En el modelo conversacional se observa que el juego de interpretaciones y reinterpretaciones parte siempre de una actitud personal muy complicada de entender: el deseo de no ser malentendido. No hay gente más peligrosa que la que dice lo que piensa a bote pronto porque ser malentendido es lo que habitualmente ocurre en una conversación. Nuestras palabras aparentemente dicen lo que pensamos pero eso no significa que el otro entienda nuestros motivos, cuando lo normal es que ni siquiera uno mismo entienda los motivos de las palabras que acaba de soltar. Las malas experiencias que tenemos con los mails enviados en caliente nos muestran muy claramente la importancia de los malentendidos en el drama cotidiano. El malentendido prolonga y amplía el drama, lo extiende a la sospecha sobre la intención ajena y lo traslada a nuevos ámbitos de conflicto. El malentendido es la expresión clara de la dificultad que tiene reconocer al otro. Por eso nuestro principal temor es el de no ser malentendido. Es aquí donde se origina la llamada "teoría de la mente", o psicología espontánea de los humanos. Sortear malentendidos es lo que hacemos al conversar. A veces no lo logramos, y la conversación se vuelve un drama trágico. A veces los convertimos en juego, en "albureo", como ejercitan magistralmente los mejicanos, y aquello se transforma en una comedia divertida. A veces el malentendido se malentiende y todo deriva en furia y ruido. Un par de copas basta para desarmarnos de nuestros temores a ser malentendidos.

En el drama es también esencial la interrupción. Lo aprendí en el libro de Bonnie Honig que comentaba en la anterior entrada del blog. Al interrumpir al otro transformamos el espacio de interacción. Quien interrumpe hace saber al otro que tiene voz y que quiere ser escuchado, que la conversación no es un juego de monólogos por turnos. Cuando estás en clase notas el miedo a interrumpir de los alumnos y notas también tu desánimo y melancolía cuando al cabo de una hora nadie te ha interrumpido. Te has apoderado de un tiempo que no es tuyo y nadie ha reivindicado su propia voz en tu presencia. Te vas con la tristeza de quien ha querido conversar y solo ha encontrado silencio. El drama de una clase muestra cómo el conflicto se ha quedado irresuelto por la irrupción del poder del discurso. Nunca podrás saber los malentendidos que has generado. Que sabes múltiples,que sospechas peligrosos o ridículos, que temes persistentes e insolubles.

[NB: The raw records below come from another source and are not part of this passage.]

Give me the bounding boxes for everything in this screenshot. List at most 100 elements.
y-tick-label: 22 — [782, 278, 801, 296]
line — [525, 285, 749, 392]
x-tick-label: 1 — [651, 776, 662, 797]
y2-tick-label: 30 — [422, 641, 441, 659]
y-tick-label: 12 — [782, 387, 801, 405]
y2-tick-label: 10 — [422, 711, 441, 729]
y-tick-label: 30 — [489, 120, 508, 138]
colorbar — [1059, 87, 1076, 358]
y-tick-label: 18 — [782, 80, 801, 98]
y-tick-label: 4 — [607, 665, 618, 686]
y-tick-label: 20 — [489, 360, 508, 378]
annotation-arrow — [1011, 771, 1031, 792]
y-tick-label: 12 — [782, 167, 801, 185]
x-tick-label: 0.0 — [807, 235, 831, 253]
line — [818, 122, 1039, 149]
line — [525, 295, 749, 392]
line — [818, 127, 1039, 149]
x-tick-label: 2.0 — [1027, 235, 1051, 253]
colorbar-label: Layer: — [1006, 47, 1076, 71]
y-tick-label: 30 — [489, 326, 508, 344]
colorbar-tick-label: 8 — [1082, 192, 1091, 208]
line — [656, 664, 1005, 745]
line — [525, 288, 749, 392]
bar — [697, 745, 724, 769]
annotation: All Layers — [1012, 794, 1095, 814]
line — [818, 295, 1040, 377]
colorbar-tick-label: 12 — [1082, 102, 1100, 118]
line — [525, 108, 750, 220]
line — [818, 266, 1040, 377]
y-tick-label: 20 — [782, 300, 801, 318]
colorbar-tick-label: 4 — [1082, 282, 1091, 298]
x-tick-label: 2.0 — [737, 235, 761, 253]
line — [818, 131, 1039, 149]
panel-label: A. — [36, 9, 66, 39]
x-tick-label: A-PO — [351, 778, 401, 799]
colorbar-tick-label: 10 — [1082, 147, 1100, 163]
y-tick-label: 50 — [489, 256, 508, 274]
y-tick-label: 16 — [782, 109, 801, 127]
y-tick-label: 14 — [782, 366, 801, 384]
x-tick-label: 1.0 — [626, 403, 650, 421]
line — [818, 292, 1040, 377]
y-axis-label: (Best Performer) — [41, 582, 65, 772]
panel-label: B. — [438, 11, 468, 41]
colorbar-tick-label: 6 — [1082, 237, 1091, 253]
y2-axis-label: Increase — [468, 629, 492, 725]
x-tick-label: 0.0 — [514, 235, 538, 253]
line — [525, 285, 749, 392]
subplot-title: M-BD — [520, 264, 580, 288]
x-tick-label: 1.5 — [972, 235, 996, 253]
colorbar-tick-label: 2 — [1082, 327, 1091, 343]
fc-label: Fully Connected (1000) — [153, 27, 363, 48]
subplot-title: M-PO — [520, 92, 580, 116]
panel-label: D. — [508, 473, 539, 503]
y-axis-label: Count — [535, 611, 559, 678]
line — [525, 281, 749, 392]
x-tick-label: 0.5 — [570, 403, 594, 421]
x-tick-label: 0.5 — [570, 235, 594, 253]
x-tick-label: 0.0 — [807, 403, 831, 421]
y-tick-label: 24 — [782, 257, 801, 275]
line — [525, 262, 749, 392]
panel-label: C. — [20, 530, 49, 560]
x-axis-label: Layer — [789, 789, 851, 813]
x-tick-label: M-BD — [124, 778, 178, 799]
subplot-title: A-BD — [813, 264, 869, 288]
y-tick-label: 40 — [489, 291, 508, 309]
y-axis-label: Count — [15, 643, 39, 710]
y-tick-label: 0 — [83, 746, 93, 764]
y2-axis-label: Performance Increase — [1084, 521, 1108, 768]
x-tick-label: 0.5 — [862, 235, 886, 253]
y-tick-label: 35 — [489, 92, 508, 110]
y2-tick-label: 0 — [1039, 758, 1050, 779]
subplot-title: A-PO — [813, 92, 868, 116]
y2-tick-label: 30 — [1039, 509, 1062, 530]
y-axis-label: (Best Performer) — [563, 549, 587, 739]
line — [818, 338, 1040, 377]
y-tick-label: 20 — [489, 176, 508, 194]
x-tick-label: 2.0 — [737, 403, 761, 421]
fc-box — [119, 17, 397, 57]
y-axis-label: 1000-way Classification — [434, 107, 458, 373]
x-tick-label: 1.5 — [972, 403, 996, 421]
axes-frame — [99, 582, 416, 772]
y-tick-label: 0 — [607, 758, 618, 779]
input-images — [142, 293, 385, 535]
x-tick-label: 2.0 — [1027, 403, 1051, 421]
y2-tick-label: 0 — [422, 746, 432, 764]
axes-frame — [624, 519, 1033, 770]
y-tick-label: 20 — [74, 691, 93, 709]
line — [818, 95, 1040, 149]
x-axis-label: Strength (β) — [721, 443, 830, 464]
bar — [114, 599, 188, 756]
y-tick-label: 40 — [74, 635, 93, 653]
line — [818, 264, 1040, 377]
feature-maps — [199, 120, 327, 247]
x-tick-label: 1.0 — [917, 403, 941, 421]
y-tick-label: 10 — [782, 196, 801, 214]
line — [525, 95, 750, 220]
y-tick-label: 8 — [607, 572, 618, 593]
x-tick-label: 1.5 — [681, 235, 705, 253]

Que la acción humana sea drama explica (así lo explicó Aristóteles) que el teatro sea el mejor espejo de la acción, el lugar privilegiado para entender la racionalidad, mejor que cualquier libro de microeconomía o psicología cognitiva. Si volvemos una y otra vez a Antígona o a Otelo, el Moro de Venecia es porque hemos vivido múltiples veces y en múltiples escalas los dramas que allí se relatan, porque ponemos a prueba nuestra capacidad para sortear los malentendidos y las sospechas. El drama del mentiroso es la condena a un eterno malentendido, a una existencia que solo puede acabar en la falta de reconocimiento. Su aparente éxito en la manipulación de la mente ajena esconde un profundo fracaso conversacional. El drama de quien no interrumpe nunca no es menor. Será arrinconado en el espacio del discurso y su falta de voz, su incapacidad para resolver malentendidos terminará por ser malentendida.

Así lo cantaba Nina Simone: "Oh Lord!, don't let me be misunderstood" Ella sí sabía.